Every state has laws to protect both buyers and sellers during real estate transactions, and Kentucky is no exception. In fact, the state’s rules around who can close real estate transactions have been a topic of heated debate.
Home seller and buyer laws
When you buy a home, you want to know exactly what you’re getting, including the good, the bad and the ugly. Kentucky requires home sellers to complete a Seller’s Disclosure of Property Condition, which outlines every aspect of the property and whether there are any problems present. In addition to the property condition, the seller must also disclose whether there has been radon gas testing or past infestations, and if there is any pending legal action against the property.
Once you’re ready to close, you’ll find that Kentucky does not technically require an attorney to be present. Many closing transactions are completed by title agencies. That said, Kentucky does have strict laws prohibiting non-lawyers from practicing law, so non-attorneys are not supposed to answer legal questions during closing transactions. Non-attorney closings should be “point and sign” transactions. To cover your bases and ensure your questions are answered, you may want to have a real estate attorney represent you at closing, even though it is not technically required.
Kentucky is a judicial foreclosure state, which means that lenders need to go through circuit court to foreclose on a home. This process is lengthy, but it does give homeowners time to work out a solution with lenders rather than lose their home.
Kentucky is also an equitable distribution state, which means that any property purchased during a marriage will be divided equitably between the parties in the event of a divorce. This doesn’t necessarily mean property will be divided 50/50, though. The court will decide who gets marital property based on factors such as each spouse’s financial situation, how much each spouse contributed to the property and who will be living in the marital home.
In Kentucky, the seller typically pays the real estate transfer tax. The tax rate is $0.50 per $500 of value for the home, and the funds collected are kept by the county. There are exceptions to the transfer tax, such as when property is transferred between a parent and child or a grandparent and grandchild.

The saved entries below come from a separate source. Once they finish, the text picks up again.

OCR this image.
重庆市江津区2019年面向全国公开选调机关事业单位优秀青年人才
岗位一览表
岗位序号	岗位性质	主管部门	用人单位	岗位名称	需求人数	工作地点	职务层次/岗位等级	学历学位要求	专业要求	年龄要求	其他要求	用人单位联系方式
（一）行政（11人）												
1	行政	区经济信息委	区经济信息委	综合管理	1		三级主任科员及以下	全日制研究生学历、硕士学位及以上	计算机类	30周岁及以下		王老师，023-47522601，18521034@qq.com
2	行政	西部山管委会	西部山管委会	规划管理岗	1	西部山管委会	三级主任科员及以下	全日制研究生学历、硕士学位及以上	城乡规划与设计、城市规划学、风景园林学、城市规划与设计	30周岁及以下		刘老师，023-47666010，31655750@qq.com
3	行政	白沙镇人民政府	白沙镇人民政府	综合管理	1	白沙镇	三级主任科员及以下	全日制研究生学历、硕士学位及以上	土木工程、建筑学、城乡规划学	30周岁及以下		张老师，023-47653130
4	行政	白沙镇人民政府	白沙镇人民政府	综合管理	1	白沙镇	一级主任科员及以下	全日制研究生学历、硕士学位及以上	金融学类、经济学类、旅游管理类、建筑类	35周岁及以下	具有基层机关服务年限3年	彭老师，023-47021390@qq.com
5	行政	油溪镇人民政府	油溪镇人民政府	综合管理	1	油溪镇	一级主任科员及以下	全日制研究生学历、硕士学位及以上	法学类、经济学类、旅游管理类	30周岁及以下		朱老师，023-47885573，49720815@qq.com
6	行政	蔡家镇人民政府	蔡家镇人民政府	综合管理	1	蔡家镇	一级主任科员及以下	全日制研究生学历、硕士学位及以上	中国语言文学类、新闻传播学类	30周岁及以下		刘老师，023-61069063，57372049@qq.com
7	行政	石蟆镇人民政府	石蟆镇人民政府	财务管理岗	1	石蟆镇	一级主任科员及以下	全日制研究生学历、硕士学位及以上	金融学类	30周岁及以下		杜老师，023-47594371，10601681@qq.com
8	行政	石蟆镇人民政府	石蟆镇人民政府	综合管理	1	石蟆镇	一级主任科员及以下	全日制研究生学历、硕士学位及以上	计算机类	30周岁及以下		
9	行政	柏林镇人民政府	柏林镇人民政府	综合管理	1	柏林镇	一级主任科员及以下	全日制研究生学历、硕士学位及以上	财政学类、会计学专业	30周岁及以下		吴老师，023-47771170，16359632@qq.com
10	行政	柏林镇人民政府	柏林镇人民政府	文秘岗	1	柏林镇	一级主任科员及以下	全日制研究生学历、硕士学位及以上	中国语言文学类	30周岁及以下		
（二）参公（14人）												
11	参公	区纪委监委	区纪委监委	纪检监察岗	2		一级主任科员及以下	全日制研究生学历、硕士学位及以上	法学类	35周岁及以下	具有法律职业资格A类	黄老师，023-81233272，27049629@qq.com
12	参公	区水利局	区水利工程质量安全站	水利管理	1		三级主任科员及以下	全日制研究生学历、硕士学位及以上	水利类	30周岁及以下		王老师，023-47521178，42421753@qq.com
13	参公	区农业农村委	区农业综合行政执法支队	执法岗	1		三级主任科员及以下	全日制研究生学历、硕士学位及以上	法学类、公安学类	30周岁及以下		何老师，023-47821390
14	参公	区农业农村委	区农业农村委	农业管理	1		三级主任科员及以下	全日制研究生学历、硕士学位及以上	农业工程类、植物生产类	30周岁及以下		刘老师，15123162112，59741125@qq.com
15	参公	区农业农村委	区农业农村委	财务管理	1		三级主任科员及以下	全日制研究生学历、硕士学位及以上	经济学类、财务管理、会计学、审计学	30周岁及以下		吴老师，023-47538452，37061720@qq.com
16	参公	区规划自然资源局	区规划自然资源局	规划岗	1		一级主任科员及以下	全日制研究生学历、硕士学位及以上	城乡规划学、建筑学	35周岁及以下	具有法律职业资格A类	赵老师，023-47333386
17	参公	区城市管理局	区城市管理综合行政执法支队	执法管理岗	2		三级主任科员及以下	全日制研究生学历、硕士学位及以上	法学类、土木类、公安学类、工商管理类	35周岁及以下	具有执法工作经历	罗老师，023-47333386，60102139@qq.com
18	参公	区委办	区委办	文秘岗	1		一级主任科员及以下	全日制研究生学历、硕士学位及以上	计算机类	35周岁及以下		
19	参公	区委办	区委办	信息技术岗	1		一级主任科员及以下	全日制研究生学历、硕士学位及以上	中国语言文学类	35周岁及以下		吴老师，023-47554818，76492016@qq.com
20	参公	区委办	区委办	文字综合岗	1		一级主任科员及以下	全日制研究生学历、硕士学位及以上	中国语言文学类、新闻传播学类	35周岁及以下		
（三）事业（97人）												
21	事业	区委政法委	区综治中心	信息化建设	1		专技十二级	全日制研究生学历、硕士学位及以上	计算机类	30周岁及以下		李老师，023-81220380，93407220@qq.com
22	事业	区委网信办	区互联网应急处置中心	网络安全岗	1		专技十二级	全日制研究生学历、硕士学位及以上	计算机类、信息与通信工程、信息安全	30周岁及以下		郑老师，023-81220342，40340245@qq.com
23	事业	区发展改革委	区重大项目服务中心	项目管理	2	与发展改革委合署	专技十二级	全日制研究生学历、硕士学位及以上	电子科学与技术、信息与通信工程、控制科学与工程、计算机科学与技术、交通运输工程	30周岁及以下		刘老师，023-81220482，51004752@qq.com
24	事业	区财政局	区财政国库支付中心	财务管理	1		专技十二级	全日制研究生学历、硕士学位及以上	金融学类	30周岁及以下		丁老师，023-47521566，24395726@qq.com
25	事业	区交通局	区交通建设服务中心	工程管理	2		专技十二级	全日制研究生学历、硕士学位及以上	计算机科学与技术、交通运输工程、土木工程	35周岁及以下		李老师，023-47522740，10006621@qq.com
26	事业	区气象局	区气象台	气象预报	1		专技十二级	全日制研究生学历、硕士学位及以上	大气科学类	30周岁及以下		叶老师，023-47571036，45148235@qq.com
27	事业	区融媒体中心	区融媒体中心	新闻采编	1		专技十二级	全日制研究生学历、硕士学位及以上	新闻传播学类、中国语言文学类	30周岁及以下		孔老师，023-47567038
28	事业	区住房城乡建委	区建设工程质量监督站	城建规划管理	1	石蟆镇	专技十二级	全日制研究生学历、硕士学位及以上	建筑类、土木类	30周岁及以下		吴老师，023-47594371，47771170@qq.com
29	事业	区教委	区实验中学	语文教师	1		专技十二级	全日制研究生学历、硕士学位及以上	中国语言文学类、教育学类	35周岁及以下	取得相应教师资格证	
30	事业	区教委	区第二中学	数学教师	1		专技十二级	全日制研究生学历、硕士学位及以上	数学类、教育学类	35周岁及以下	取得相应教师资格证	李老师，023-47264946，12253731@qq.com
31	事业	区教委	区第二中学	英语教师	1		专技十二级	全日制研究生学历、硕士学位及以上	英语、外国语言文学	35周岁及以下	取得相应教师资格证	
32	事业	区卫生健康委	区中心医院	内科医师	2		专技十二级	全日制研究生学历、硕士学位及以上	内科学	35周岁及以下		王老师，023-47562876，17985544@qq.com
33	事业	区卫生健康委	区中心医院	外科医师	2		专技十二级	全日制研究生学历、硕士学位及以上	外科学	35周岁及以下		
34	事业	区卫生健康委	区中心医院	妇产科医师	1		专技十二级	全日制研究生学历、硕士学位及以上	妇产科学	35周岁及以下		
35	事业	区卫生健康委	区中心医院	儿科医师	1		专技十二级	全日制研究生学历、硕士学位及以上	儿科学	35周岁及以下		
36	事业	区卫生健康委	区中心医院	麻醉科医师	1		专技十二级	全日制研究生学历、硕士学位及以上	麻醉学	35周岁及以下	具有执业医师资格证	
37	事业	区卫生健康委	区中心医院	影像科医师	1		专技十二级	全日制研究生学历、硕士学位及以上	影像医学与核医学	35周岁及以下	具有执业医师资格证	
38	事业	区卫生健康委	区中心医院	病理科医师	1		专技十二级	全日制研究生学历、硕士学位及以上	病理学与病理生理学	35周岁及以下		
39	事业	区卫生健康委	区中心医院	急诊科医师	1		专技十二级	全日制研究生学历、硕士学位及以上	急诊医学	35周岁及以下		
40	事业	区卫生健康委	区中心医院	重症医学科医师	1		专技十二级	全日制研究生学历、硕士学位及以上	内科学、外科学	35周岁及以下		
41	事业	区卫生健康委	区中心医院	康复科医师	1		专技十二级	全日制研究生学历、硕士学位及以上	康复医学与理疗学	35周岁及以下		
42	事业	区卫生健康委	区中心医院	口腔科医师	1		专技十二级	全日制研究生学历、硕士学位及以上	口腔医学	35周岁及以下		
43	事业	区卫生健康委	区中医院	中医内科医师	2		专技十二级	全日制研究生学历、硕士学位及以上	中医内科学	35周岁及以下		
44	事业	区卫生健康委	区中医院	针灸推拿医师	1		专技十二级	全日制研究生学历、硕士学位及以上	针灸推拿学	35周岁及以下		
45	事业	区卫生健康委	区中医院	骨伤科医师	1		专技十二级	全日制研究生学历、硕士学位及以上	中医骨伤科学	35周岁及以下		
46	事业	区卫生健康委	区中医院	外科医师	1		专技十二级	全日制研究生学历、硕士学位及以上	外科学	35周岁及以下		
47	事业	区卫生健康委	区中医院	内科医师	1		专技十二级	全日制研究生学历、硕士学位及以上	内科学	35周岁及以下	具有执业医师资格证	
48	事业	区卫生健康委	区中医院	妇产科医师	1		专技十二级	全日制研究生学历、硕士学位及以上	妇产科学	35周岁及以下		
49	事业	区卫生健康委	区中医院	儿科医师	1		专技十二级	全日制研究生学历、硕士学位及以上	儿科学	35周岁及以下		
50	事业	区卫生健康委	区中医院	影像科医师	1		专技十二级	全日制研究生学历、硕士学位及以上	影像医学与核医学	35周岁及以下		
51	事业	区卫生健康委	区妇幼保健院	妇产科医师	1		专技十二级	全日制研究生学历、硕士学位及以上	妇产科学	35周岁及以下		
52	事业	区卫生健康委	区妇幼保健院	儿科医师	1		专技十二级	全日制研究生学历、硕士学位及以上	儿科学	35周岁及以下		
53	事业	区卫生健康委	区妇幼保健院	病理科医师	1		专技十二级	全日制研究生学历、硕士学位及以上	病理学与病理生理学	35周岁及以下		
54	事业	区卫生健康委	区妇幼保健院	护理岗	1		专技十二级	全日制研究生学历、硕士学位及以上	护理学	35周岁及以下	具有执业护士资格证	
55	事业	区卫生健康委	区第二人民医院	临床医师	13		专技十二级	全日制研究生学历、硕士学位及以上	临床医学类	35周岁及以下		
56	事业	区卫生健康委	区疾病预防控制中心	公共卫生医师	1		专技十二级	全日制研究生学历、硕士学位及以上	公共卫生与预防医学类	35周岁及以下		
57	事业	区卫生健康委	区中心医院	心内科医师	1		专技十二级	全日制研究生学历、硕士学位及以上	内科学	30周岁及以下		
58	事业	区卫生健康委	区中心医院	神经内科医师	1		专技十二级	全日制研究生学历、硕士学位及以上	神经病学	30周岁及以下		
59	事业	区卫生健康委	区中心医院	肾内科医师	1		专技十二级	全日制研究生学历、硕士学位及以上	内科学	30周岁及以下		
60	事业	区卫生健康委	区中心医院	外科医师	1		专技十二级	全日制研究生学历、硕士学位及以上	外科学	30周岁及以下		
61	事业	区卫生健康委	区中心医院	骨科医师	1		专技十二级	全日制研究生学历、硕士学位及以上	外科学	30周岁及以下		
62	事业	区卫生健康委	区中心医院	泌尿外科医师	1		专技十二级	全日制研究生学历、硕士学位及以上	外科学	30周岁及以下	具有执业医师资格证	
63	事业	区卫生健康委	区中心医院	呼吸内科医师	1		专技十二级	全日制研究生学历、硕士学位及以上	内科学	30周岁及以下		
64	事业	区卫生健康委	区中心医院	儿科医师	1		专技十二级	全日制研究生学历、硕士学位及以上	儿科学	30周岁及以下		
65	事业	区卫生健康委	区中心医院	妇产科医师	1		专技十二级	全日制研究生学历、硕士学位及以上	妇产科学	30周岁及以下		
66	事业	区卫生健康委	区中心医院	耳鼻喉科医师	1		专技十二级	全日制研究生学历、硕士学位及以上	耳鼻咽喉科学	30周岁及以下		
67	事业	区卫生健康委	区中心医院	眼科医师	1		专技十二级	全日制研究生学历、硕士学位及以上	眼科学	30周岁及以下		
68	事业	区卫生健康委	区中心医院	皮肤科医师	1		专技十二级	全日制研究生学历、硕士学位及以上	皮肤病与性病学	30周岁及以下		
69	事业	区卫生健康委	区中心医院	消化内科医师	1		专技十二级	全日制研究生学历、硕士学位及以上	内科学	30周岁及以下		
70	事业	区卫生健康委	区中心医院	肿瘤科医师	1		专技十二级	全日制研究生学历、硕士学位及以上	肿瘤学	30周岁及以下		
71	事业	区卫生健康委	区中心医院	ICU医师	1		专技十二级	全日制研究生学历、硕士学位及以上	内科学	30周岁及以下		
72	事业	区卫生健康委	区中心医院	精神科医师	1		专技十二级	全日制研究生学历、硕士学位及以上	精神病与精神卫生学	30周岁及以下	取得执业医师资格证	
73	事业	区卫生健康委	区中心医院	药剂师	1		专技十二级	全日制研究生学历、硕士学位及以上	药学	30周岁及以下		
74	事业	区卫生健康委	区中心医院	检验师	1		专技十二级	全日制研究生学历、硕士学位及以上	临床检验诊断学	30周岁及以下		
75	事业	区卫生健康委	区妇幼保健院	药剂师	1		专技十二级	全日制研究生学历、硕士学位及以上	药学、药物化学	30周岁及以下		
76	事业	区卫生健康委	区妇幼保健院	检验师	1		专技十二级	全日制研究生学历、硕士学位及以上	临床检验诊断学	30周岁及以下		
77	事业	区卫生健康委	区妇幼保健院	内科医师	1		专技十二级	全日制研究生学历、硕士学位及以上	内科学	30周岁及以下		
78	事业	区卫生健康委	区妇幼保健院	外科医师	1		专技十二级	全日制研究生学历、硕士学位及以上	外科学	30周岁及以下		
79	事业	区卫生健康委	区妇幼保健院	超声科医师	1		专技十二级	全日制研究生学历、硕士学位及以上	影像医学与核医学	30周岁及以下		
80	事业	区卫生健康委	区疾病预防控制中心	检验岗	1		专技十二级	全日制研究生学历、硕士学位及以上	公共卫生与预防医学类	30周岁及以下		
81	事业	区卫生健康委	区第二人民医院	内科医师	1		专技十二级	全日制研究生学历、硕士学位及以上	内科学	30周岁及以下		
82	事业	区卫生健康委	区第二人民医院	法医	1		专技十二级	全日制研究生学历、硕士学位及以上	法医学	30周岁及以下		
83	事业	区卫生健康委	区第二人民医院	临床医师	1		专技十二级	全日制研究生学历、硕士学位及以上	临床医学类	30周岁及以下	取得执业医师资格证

Kentucky has some of the lowest property taxes in the country. In fact, only seven states have a lower median property tax. The median Kentucky property tax is $843 per year. The county with the lowest property taxes is Wolfe County, which collects an average of $293 in property taxes per year. The highest property taxes are found in Oldham County, at an average of $2,244.
Even with its low property tax rate, Kentucky does offer some property tax exemptions. Property owners who are 100% disabled and those who are 65 or older may receive an exemption. The exemption doesn’t eliminate your property tax bill, but it does reduce the value of your property by $39,300, which lowers your overall property tax bill.
Conforming loan limits
For 2019, the conforming loan limit across Kentucky is $484,350. Although allowances are made for high-cost areas, all counties in Kentucky adhere to this limit.
A conforming loan is a loan that meets the criteria set by the two largest loan buyers, Fannie Mae and Freddie Mac, both of which are government-supported enterprises. Each year, the limit set on conforming loans is based on the average change in home price every year.